Vanaf een bankje 30 | Bij een vervallen
boerderij
Bernhard
Harfsterkamp
WINTERSWIJK –
Op de ene plek die ik in gedachten had voor deze rubriek kon ik geen enkel
bankje vinden. Op de andere plek waar ik al een tijdje over wilde schrijven
stonden zelfs drie verschillende bankjes. Ik heb er al eens eerder gezeten en
foto’s gemaakt, maar aangezien ik niet altijd alles snel op mijn computer kan
terugvinden, ben ik nog maar eens naar Miste gefietst waar de bankjes staan.
Vele mensen zullen de plek kennen, want die ligt langs de Misterweg. Het is een
opvallend rustpunt, omdat die bij een vervallen boerderij staat. Of moet ik zeggen
half afgebroken boerderij?
Deze
picknickplaats is ontstaan in de laatste fase van de ruilverkaveling
Winterswijk-west. Het perceel waarop de al vele jaren leegstaande boerderij
Hemmink stond kwam in bezit van de Dienst Landinrichtingen en Beheer Landbouwgronden.
Voor de hand had gelegen om het af te breken en de grond bij een weiland aan te
trekken of er een bosje op te planten. Maar blijkbaar was er bij de dienst een
creatieve geest die aan een andere bestemming dacht. Van de boerderij bleef een
deel staan zonder dat dit nog gevaren kon opleveren voor mensen die even naar
binnen liepen om daarna in een van de twee oudere picknickhoekjes te gaan
zitten . Door sommige mensen werd deze plek sindsdien ook wel aangeduid als
“het monument van de laatste boer”.De
houten picknicktafel onder de schuilhut is er meen ik een jaar of tien geleden
gekomen op initiatief van Misters Belang.
De leegstaande
en vervallen boerderij is ook vele fietsers opgevallen.

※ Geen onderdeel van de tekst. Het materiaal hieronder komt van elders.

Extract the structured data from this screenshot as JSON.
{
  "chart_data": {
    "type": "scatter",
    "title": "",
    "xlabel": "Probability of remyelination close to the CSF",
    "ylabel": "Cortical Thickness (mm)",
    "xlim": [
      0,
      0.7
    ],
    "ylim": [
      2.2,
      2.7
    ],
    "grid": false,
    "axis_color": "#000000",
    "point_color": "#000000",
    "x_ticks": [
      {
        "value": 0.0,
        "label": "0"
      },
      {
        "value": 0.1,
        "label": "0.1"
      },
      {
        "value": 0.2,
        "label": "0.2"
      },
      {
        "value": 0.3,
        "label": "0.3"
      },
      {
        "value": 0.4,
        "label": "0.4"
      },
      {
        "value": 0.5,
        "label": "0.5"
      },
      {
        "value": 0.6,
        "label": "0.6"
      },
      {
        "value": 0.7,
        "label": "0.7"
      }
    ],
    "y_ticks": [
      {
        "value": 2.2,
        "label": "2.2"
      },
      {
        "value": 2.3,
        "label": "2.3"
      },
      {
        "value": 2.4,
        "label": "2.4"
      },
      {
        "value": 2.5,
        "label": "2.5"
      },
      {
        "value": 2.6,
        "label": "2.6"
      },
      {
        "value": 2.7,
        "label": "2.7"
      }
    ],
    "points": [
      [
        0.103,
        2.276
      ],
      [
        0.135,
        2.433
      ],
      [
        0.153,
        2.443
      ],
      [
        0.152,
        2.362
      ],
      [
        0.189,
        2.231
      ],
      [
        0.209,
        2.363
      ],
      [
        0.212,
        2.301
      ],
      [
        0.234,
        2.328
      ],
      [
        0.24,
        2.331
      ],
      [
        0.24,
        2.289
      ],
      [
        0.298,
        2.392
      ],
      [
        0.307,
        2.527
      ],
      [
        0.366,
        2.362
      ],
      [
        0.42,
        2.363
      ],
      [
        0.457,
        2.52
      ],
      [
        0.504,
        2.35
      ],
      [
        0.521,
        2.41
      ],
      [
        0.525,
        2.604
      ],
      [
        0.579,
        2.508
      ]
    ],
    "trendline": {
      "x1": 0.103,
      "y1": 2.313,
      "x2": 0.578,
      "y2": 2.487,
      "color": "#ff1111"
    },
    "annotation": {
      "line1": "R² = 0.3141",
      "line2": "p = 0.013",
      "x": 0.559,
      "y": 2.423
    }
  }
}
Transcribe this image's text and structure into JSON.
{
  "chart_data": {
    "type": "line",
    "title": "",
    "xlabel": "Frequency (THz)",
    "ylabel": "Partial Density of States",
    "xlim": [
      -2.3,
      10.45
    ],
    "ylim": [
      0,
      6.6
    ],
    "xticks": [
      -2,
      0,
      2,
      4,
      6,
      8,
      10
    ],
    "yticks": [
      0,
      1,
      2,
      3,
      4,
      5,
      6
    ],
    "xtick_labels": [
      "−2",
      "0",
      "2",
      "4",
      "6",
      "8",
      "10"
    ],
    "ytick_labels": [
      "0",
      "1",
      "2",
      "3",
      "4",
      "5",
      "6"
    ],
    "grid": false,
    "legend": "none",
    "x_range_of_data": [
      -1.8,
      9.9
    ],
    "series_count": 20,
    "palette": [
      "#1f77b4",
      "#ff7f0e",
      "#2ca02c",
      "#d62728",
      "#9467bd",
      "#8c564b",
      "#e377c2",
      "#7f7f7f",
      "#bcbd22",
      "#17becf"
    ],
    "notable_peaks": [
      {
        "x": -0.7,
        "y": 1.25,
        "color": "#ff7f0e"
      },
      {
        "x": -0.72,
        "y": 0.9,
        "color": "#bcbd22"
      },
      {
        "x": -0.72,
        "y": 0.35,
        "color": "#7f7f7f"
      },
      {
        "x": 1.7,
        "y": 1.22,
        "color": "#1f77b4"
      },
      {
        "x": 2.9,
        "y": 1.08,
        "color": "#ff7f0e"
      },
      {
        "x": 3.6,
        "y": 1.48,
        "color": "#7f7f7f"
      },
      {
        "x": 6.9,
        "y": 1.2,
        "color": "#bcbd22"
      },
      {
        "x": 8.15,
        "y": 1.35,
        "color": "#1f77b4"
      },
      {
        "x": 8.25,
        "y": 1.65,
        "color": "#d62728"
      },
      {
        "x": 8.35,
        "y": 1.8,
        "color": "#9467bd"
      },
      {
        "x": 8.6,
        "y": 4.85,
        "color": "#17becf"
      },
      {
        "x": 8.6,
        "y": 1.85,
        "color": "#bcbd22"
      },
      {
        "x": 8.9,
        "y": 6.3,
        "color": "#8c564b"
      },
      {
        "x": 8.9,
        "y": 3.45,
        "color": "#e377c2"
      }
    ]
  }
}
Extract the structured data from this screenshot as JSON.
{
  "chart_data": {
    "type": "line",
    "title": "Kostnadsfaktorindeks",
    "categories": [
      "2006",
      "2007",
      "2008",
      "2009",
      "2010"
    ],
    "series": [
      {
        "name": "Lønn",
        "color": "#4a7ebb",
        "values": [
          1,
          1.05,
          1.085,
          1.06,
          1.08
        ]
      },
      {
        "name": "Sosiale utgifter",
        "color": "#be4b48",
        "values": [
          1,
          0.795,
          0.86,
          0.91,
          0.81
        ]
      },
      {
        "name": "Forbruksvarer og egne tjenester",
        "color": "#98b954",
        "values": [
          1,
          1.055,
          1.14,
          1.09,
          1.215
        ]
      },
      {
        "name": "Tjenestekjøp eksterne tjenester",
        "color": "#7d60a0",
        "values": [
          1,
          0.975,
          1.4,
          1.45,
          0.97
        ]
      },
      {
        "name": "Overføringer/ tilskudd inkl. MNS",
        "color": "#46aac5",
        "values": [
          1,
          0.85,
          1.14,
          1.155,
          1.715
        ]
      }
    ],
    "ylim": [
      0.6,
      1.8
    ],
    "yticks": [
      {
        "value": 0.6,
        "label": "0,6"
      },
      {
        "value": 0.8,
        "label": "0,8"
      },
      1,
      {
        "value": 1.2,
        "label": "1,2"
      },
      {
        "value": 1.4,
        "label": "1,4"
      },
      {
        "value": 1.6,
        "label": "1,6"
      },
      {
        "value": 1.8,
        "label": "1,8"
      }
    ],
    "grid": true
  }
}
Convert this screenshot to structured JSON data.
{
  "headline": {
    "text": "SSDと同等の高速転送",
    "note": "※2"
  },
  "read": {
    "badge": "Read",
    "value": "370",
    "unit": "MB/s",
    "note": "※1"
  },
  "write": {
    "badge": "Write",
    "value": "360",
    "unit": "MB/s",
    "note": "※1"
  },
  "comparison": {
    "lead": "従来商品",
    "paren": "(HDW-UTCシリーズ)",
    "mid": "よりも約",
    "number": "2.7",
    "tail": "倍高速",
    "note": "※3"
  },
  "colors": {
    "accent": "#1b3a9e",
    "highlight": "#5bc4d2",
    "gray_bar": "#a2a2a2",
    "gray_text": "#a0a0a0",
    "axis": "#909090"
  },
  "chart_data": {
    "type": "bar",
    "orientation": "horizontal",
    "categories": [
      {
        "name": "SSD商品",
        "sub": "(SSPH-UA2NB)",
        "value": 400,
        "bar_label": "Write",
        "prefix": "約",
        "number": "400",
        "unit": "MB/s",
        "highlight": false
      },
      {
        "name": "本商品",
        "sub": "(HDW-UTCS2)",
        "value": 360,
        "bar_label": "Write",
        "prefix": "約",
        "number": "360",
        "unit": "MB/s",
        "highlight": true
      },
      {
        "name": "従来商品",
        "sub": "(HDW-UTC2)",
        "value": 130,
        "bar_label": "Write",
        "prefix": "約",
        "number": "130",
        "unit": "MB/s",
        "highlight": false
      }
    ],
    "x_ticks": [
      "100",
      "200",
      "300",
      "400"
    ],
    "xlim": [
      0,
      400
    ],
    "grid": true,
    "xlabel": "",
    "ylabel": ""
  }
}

Dagelijks gingen en
gaan er scholieren van Aalten naar Winterswijk en andersom. Sommige van hen
herinneren zich een vervelende, meerennende blaffende en bijtende hond die bij
Hemmink hoorde. Hans Mellendijk, een Achterhoekse dialectschrijver, wees me op
een gedicht van Sebastiaan Roes, een andere dialectschrijver, over de
boerderij:
“'t Geet met
Hemmink,
Esselink en Hesselink
as met de olde spraoke:
't gebont dat kraakt,
't dak dat lekt,
de pöste bunt varveloos...
En de roetn knapt kapot.”
Esselink in
’t Woold dat ook lang leeg heeft gestaan is inmiddels weer bewoond. Het in
verval geraakte Hesselink in Ratum werd opgeknapt en werd een zorgboerderij.
Enkele van de bewoners van Hemmink heetten overigens ook Esselink en Hesselink.
Toeval? Hemmink wordt al genoemd in de 14de eeuw. Het was toen een
hofgoed van het klooster in Vreden. Die hofgoederen werden later vaak voor het
gemak aangeduid als scholtengoederen, maar dat is niet correct. Tegenwoordig
lijken er heel veel scholtengoederen in Winterswijk te zijn, maar slechts
enkele zijn er als je de geschiedenis bestudeert werkelijk scholte geweest.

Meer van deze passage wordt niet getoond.